I am from New Orleans and for years after Hurricane Katrina we needed to share our Katrina stories. Standing in the newly opened grocery we would turn and ask: How much.. (water in your house); Where… (did you evacuate to); When … (did you come back). Family members or total strangers would act as our in situ therapist, listening to us just long enough to give them the social permission to jump in with their own stories for us to hear.
I am confident this reaction is the same following any natural disaster: people need to talk. People need to share their horror stories about danger, rescue, and death. And they need to share them over and over. Having lived through the same natural disaster we feel assured of a certain degree of commonality, of innate understanding between us and other disaster survivors. They will believe us.
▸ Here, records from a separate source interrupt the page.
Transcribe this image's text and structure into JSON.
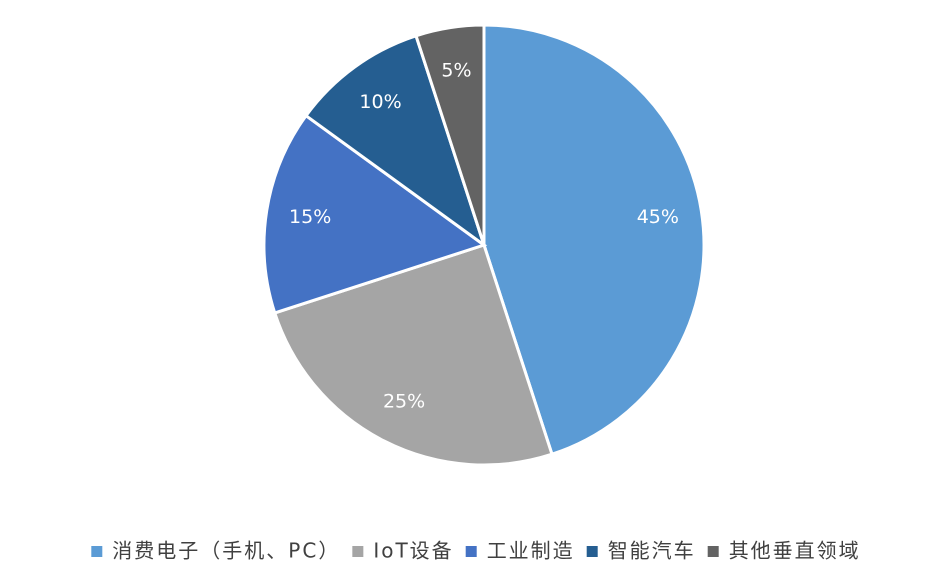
{
  "chart_data": {
    "type": "pie",
    "categories": [
      "消费电子（手机、PC）",
      "IoT设备",
      "工业制造",
      "智能汽车",
      "其他垂直领域"
    ],
    "values": [
      45,
      25,
      15,
      10,
      5
    ],
    "value_labels": [
      "45%",
      "25%",
      "15%",
      "10%",
      "5%"
    ],
    "colors": [
      "#5b9bd5",
      "#a5a5a5",
      "#4472c4",
      "#255e91",
      "#636363"
    ],
    "legend": "bottom"
  }
}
So here we are now. Covid-19 is not just a shared city or state experience, or even a national one. This is a WORLD. WIDE. EXPERIENCE. As a human community we have never had an experience like this, maybe since the Flu pandemic of 1918 that caused 60 million deaths. For two years all over the world people have been sharing their horror stories of multiple deaths in the same small community, sometimes in the same family. Of being cut off from the dying, unable to say goodbye. This has been a worldwide shared trauma. And it’s been too much. We don’t want to talk about it anymore. At least I don’t. And I think the feeling is common – in New Orleans anyway.
It’s 2023 and here in New Orleans we’re done. Covid might not be but we are. We’ll just add another inoculation to our yearly booster for flu. We are out and about. Breathing freely. Meeting and greeting. We’ve stopped reading Covid updates. We’ve stopped telling our lockdown stories and tragic death stories. We are in Mardi Gras season now, and then we’ll gear back up for French Quarter Fest and Jazz Fest. We don’t want to hear about stats anymore unless it’s where the best King Cakes are, or how many new brew pubs have opened. lol Just let us have our Fest season in peace. Our hospitality based economy has suffered and we are all ready to eat out and support them. No meat on Fridays? No problem! There are Fish Fries in every parish and Lenten specials at all the restaurants.
After Mardi Gras comes the season of Lent for Christians where we start in ashes and end up with a resurrection. I think we’re all tired of the “ashes” of burnt dreams, burnt relationships, burnt hope. So let’s not linger in the ashes, let’s look to the future and new dreams, new hopes, and new restaurants. Can I have an Amen?